Child

August 17, 2023

(Terrence Collingsworth / Associated Press)

Inside the front section of yesterday’s newspaper was an article on a lawsuit asking the US government to enforce the 1930’s era law that requires the government to ban products created by child labor from entering the US.  The nonprofit group International Rights Advocates filed the suit as Customs and Border Patrol and the Department of Homeland Security were ignoring the extensive documented evidence of child labor in cultivation of cocoa headed for major US based chocolate companies.  These companies had already agreed in 2001 to stop using the child sourced cocoa by 2005 (they did not) and now say they will eliminate the worst forms of child labor in their supply chains by 2025.  A 2019 study found 790,000 children, as young as 5 years, were working the Ivory Coast cocoa plantations.  Ivory Coast officials have said they are taking steps to eradicate child labor, but blocking the imports to US companies would devastate the nation’s economy.

When I looked online, I found the Fair Labor Standards Act of 1938 (FLSA) was signed into law by President Franklin D. Roosevelt on June 25, 1938.  This was among 121 bills signed by the president 9 days after Congress had retired from session to avoid pocket vetoes.  The law had faced corporate and judicial opposition and had been altered and rewritten by Congress for the last year.  The final form of the act applied to industries whose combined employment represented only about one-fifth of the labor force.  FLSA banned oppressive child labor and set the minimum hourly wage at US$.25, and the maximum workweek at 44 hours.  The act became effective on October 24, 1938, effectively banning the use of child labor under the age of 16 years.

Child labor violations have been on the rise in the US since 2015 after steadily declining for years.  In 2015 the federal Wage and Hour Division found 1,012 minors employed in violation of child labor laws, with an average of 1.9 violations per case.  That number grew more than triple to 3,876 in 1922 and averaged 4.6 violations per case.  Most violations occur in places where it is appropriate for minors to work.  That means teenagers are working too many hours at a grocery store or operating a fryer and staying too late at a fast-food chain.  The US generally has good child labor laws, except for agriculture where minors as young as 12 can work long hours and agriculture’s hazardous-occupation orders are not as strict.  While child labor violations can affect minors of all backgrounds, Reid Maki, director of child labor advocacy for the National Consumers League, says “a lot of the kids we see working in exploitative situations tend to be from immigrant families. . . and Latino,” often harvesting fruits and vegetables.
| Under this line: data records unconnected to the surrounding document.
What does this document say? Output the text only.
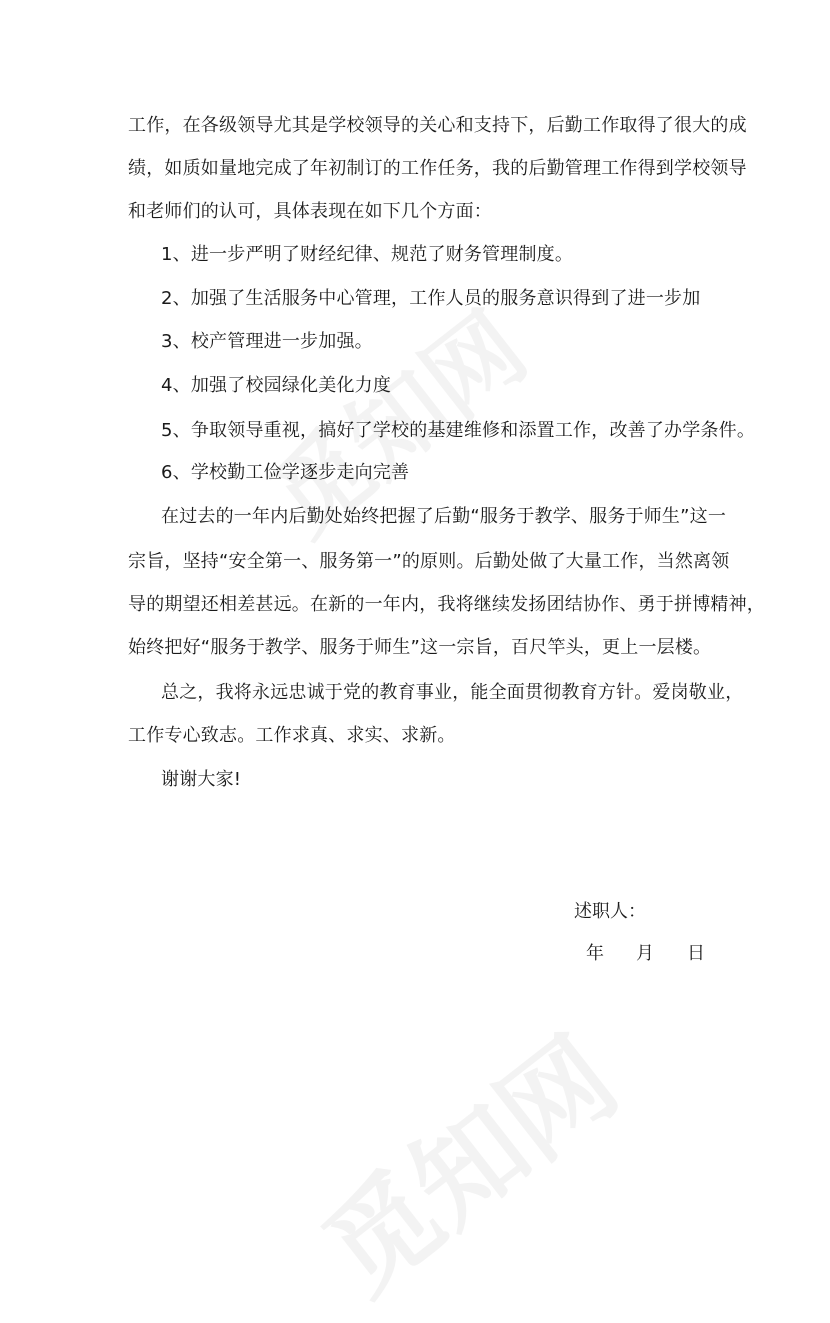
工作，在各级领导尤其是学校领导的关心和支持下，后勤工作取得了很大的成
绩，如质如量地完成了年初制订的工作任务，我的后勤管理工作得到学校领导
和老师们的认可，具体表现在如下几个方面：
1、进一步严明了财经纪律、规范了财务管理制度。
2、加强了生活服务中心管理，工作人员的服务意识得到了进一步加
3、校产管理进一步加强。
4、加强了校园绿化美化力度
5、争取领导重视，搞好了学校的基建维修和添置工作，改善了办学条件。
6、学校勤工俭学逐步走向完善
在过去的一年内后勤处始终把握了后勤“服务于教学、服务于师生”这一
宗旨，坚持“安全第一、服务第一”的原则。后勤处做了大量工作，当然离领
导的期望还相差甚远。在新的一年内，我将继续发扬团结协作、勇于拼博精神，
始终把好“服务于教学、服务于师生”这一宗旨，百尺竿头，更上一层楼。
总之，我将永远忠诚于党的教育事业，能全面贯彻教育方针。爱岗敬业，
工作专心致志。工作求真、求实、求新。
谢谢大家!
述职人：
年 月 日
Thoughts:  One of the central allegations of the lawsuit is that while the chocolate company defendants did not own the cocoa farms, they “knowingly profited” from the illegal child labor.  According to the submissions, the defendants’ contracted suppliers were able to provide lower prices than if they had employed adult workers with proper protective equipment.  Saving a few pennies on your favorite bar of chocolate should not come at the cost of exploiting a child and destroying any possible future they may have.  That is true in the US, and for US company’s supply chains abroad.  Act for all.  Change is coming and it starts with you.